Best Tech Stocks To Own Right Now: Kyocera Corporation(KYO)

Advisors' Opinion:
  • [By Shane Hupp]

    Taiwan Semiconductor Mfg. (NYSE:TSM) and Kyocera (NYSE:KYO) are both computer and technology companies, but which is the superior investment? We will compare the two businesses based on the strength of their dividends, valuation, earnings, institutional ownership, risk, analyst recommendations and profitability.

  • [By Anders Bylund]

    Shares of Japanese materials giant Kyocera (NYSE:KYO) gained 12.1% in April 2018, according to data from S&P Global Market Intelligence.
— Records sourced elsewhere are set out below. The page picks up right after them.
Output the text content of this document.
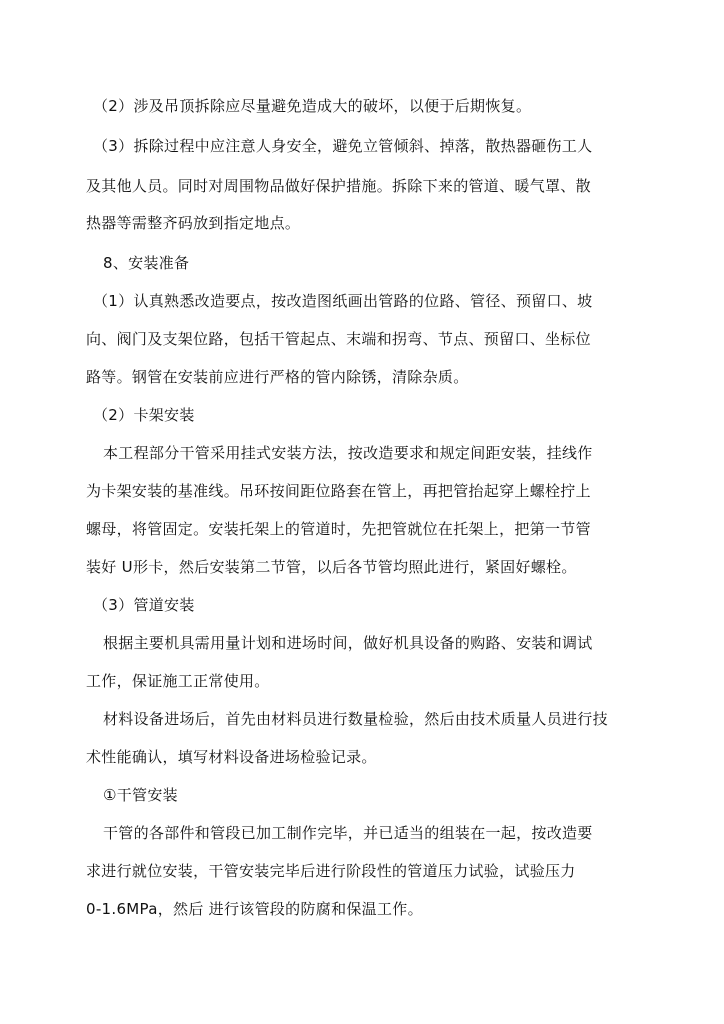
（2）涉及吊顶拆除应尽量避免造成大的破坏，以便于后期恢复。
（3）拆除过程中应注意人身安全，避免立管倾斜、掉落，散热器砸伤工人
及其他人员。同时对周围物品做好保护措施。拆除下来的管道、暖气罩、散
热器等需整齐码放到指定地点。
8、安装准备
（1）认真熟悉改造要点，按改造图纸画出管路的位路、管径、预留口、坡
向、阀门及支架位路，包括干管起点、末端和拐弯、节点、预留口、坐标位
路等。钢管在安装前应进行严格的管内除锈，清除杂质。
（2）卡架安装
本工程部分干管采用挂式安装方法，按改造要求和规定间距安装，挂线作
为卡架安装的基准线。吊环按间距位路套在管上，再把管抬起穿上螺栓拧上
螺母，将管固定。安装托架上的管道时，先把管就位在托架上，把第一节管
装好 U形卡，然后安装第二节管，以后各节管均照此进行，紧固好螺栓。
（3）管道安装
根据主要机具需用量计划和进场时间，做好机具设备的购路、安装和调试
工作，保证施工正常使用。
材料设备进场后，首先由材料员进行数量检验，然后由技术质量人员进行技
术性能确认，填写材料设备进场检验记录。
①干管安装
干管的各部件和管段已加工制作完毕，并已适当的组装在一起，按改造要
求进行就位安装，干管安装完毕后进行阶段性的管道压力试验，试验压力
0-1.6MPa，然后 进行该管段的防腐和保温工作。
The stock rode a strong fourth-quarter report to these gains despite zero coverage in the financial press.

  • [By Max Byerly]

    Media coverage about Kyocera (NYSE:KYO) has trended somewhat positive on Monday, Accern Sentiment reports. Accern scores the sentiment of media coverage by monitoring more than twenty million news and blog sources in real time. Accern ranks coverage of publicly-traded companies on a scale of negative one to one, with scores nearest to one being the most favorable. Kyocera earned a coverage optimism score of 0.14 on Accern’s scale. Accern also gave news articles about the electronics maker an impact score of 44.4825472854626 out of 100, indicating that recent media coverage is somewhat unlikely to have an impact on the stock’s share price in the near term.